Section A: Consent to Services
I authorize the complete release of my records. By signing this form, I consent to receive the following services from Georgia Cares: comprehensive assessment; care coordination; and follow-up services after discharge. I understand that by signing this form that I am consenting for the youth identified above to participate in Georgia Cares’ treatment services.
Section B: Use and Disclosure of Information
By signing this form, I authorize the disclosure of my individually identifiable information.
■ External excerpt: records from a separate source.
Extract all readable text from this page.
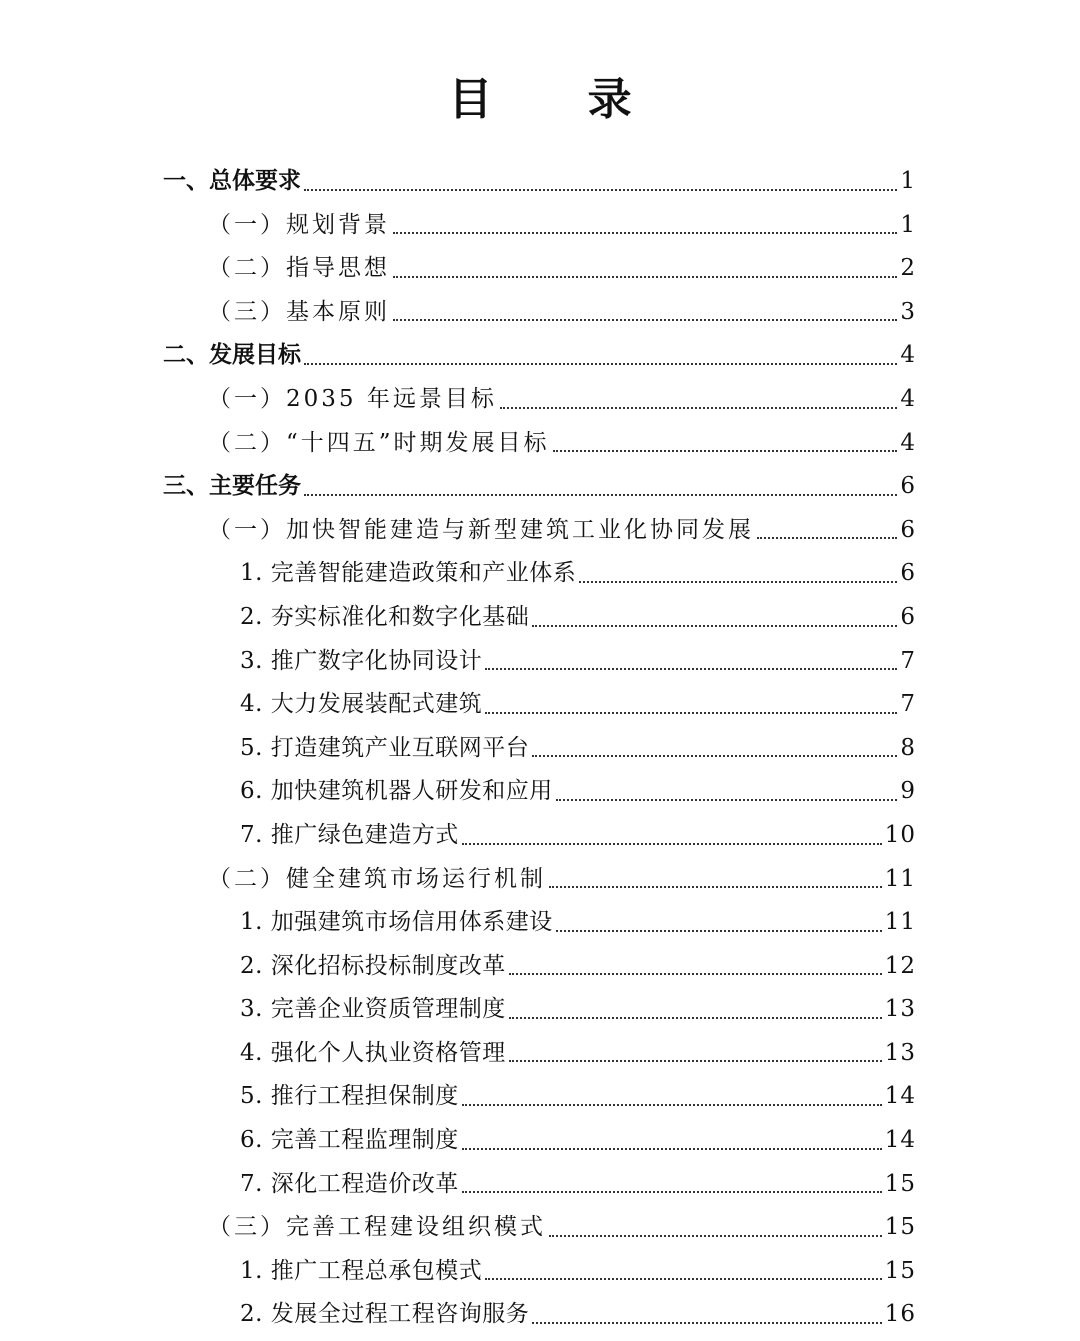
目 录
一、总体要求	1
（一）规划背景	1
（二）指导思想	2
（三）基本原则	3
二、发展目标	4
（一）2035 年远景目标	4
（二）“十四五”时期发展目标	4
三、主要任务	6
（一）加快智能建造与新型建筑工业化协同发展	6
1. 完善智能建造政策和产业体系	6
2. 夯实标准化和数字化基础	6
3. 推广数字化协同设计	7
4. 大力发展装配式建筑	7
5. 打造建筑产业互联网平台	8
6. 加快建筑机器人研发和应用	9
7. 推广绿色建造方式	10
（二）健全建筑市场运行机制	11
1. 加强建筑市场信用体系建设	11
2. 深化招标投标制度改革	12
3. 完善企业资质管理制度	13
4. 强化个人执业资格管理	13
5. 推行工程担保制度	14
6. 完善工程监理制度	14
7. 深化工程造价改革	15
（三）完善工程建设组织模式	15
1. 推广工程总承包模式	15
2. 发展全过程工程咨询服务	16
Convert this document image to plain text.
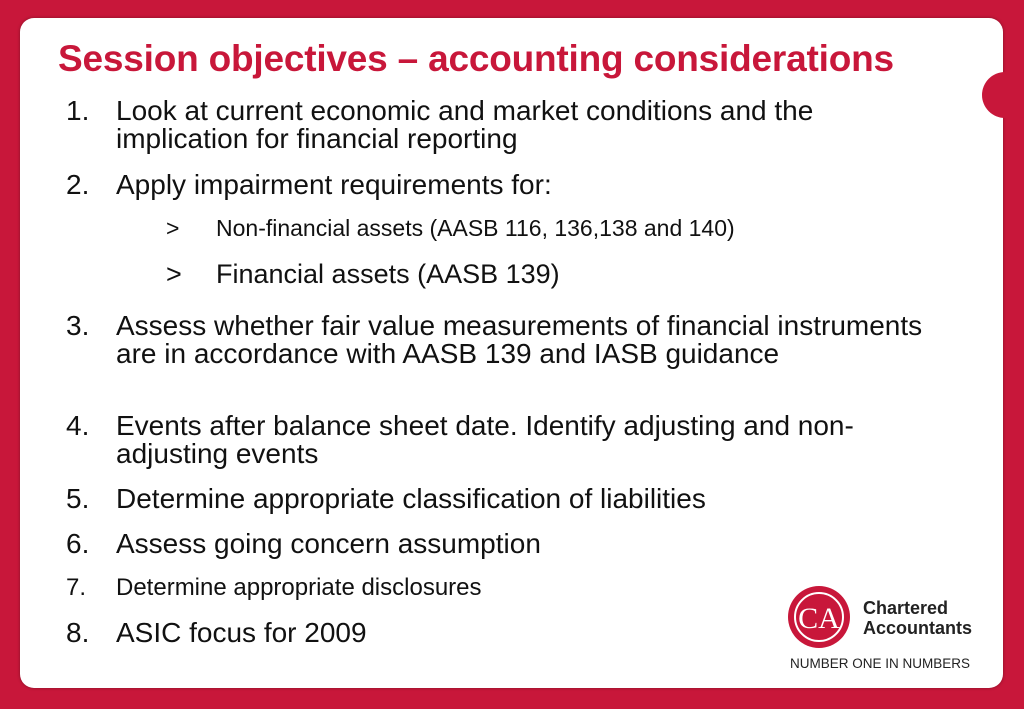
Session objectives – accounting considerations
1. Look at current economic and market conditions and the implication for financial reporting
2. Apply impairment requirements for:
>	Non-financial assets (AASB 116, 136,138 and 140)
>	Financial assets (AASB 139)
3. Assess whether fair value measurements of financial instruments are in accordance with AASB 139 and IASB guidance
4. Events after balance sheet date. Identify adjusting and non-adjusting events
5. Determine appropriate classification of liabilities
6. Assess going concern assumption
7.	Determine appropriate disclosures
8. ASIC focus for 2009	CA Chartered
Accountants
NUMBER ONE IN NUMBERS
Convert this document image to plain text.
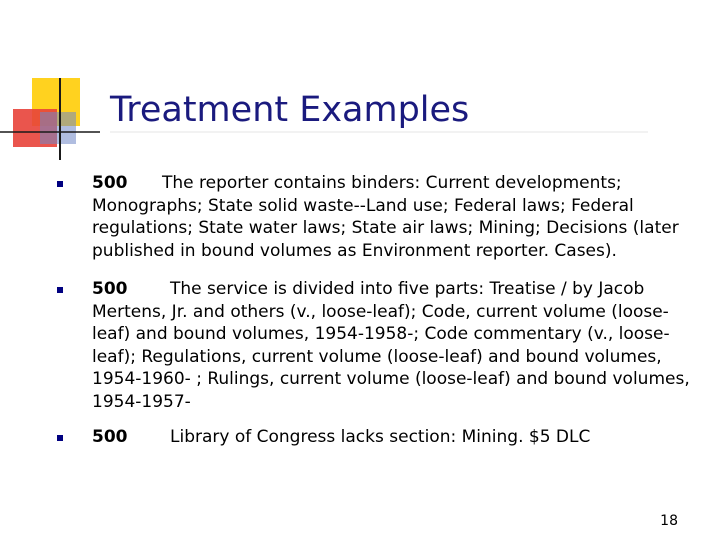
Treatment Examples
500 The reporter contains binders: Current developments; Monographs; State solid waste--Land use; Federal laws; Federal regulations; State water laws; State air laws; Mining; Decisions (later published in bound volumes as Environment reporter. Cases).
500	The service is divided into five parts: Treatise / by Jacob Mertens, Jr. and others (v., loose-leaf); Code, current volume (loose-leaf) and bound volumes, 1954-1958-; Code commentary (v., loose-leaf); Regulations, current volume (loose-leaf) and bound volumes, 1954-1960- ; Rulings, current volume (loose-leaf) and bound volumes, 1954-1957-
500	Library of Congress lacks section: Mining. $5 DLC
18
Information that may be used or disclosed based on this authorization is as follows:
I authorize the release of my complete records including:
- Information pertaining to the identity, diagnosis, prognosis or treatment for alcohol or drug abuse, mental health disorders, educational issues/needs, legal issues/needs and/or social/recreational issues/needs.
- Information concerning the testing for HIV (Human Immune Virus) and /or treatment for AIDS (Acquired Immune Deficiency Syndrome) and any related conditions.
- Privileged communications between a psychiatrist, psychologist, licensed marriage & family counselor, or licensed professional counselor or between them concerning communications with them.
- All education information; including education records created or received by the school system. This information may include, if applicable: report cards, attendance, discipline, IEP, 504 plan, evaluations.
I authorize the disclosure of my complete records and identifiable information by the following and to the following parties: Department of Juvenile Justice, Department of Family and Children Services, Educational Provider, Juvenile Court, District Attorney’s Office, Law Enforcement, Mental Health Providers, Medical Providers, and any other providers as deemed necessary.